The first house I ever owned
This #thankyouthursday, I am grateful for the first house I ever owned.
Sometime today I will officially stop owning it; sometime soon different people will be living in, and hopefully loving, the first house I ever owned.
When I bought that house, I was so afraid. It felt like such a huge commitment, on par with marriage. At the time, when I consulted my spirit guides to help understand my anxiety, they pointed out that, for me, home ownership amounted to healing ancestral lineage: no other female in my family line had been the sole owner of property.

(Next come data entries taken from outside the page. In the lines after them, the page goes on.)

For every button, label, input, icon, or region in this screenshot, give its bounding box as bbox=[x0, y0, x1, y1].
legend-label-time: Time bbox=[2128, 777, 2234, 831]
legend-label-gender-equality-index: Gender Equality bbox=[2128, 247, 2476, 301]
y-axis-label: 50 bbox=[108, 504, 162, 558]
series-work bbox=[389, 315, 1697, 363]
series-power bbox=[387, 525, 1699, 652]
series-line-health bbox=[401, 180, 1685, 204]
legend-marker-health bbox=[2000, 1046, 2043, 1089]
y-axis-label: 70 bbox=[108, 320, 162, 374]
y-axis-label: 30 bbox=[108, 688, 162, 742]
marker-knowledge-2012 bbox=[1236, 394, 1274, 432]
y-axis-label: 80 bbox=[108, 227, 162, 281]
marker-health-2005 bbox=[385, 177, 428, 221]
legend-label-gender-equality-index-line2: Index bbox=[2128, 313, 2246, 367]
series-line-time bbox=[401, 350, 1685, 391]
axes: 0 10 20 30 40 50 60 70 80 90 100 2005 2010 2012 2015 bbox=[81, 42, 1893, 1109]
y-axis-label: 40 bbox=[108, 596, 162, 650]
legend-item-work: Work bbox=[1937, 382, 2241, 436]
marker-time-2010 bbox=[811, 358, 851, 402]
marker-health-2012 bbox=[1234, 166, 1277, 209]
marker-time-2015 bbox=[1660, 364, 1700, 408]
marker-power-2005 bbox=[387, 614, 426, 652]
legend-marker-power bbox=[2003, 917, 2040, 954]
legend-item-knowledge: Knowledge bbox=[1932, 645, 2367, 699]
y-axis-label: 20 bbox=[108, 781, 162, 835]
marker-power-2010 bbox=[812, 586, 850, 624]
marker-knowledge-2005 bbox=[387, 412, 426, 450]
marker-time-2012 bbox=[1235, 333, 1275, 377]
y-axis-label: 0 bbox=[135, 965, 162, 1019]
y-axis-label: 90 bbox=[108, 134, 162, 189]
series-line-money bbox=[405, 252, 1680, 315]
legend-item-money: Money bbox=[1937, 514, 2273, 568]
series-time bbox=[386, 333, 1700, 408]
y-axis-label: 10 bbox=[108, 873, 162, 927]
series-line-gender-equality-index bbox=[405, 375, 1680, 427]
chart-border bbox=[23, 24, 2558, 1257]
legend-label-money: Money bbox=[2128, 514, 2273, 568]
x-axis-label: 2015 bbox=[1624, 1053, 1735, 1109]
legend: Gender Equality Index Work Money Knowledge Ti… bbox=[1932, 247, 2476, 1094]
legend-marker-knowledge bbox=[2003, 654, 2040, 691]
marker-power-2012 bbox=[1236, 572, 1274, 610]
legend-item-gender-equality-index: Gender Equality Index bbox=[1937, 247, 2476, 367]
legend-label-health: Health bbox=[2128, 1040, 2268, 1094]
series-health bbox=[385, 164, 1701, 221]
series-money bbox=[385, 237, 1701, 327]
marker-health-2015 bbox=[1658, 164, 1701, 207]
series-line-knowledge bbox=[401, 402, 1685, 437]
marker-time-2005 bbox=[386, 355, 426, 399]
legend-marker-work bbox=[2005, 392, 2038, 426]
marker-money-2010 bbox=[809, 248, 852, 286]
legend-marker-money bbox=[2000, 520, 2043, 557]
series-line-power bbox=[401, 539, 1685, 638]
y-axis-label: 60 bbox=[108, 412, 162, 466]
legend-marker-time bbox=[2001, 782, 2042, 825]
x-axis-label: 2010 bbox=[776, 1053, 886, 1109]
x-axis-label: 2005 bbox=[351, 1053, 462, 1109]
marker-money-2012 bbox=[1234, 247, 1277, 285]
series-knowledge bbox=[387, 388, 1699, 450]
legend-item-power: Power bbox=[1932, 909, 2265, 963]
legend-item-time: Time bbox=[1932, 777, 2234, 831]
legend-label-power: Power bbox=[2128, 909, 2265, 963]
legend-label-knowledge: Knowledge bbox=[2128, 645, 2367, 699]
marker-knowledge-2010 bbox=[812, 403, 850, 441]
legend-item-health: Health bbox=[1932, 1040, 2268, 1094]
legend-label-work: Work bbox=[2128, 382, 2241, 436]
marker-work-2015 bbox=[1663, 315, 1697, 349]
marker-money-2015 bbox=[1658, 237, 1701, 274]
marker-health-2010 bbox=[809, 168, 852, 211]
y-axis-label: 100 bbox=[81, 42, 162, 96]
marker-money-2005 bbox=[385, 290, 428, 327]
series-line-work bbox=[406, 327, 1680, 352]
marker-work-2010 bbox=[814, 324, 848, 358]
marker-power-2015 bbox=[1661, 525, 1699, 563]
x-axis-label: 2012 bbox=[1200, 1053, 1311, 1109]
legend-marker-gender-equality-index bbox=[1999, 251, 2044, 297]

I don’t know if that ancestral lineage aspect is affecting how I feel today, but I do know I am having feelings. Some are sad or bittersweet—that house is where my son was born, where he spent his infancy and celebrated his first birthday. It’s where I used to watch deer graze in the backyard and where we sheltered during the worst of the pandemic. That house is also the first place my spouse and I made big decisions about loans and renovations and landscaping, where we honed our understanding of how we best like to live.
So yes, I will miss the first house I ever owned. But I am also proud of what I am letting go. When we moved in, I was in awe of the home’s history—it was built in 1924—and I was determined to be a good steward. And it definitely needed a lot of stewardship. We put so much into improving that place, and now I can feel good about moving on.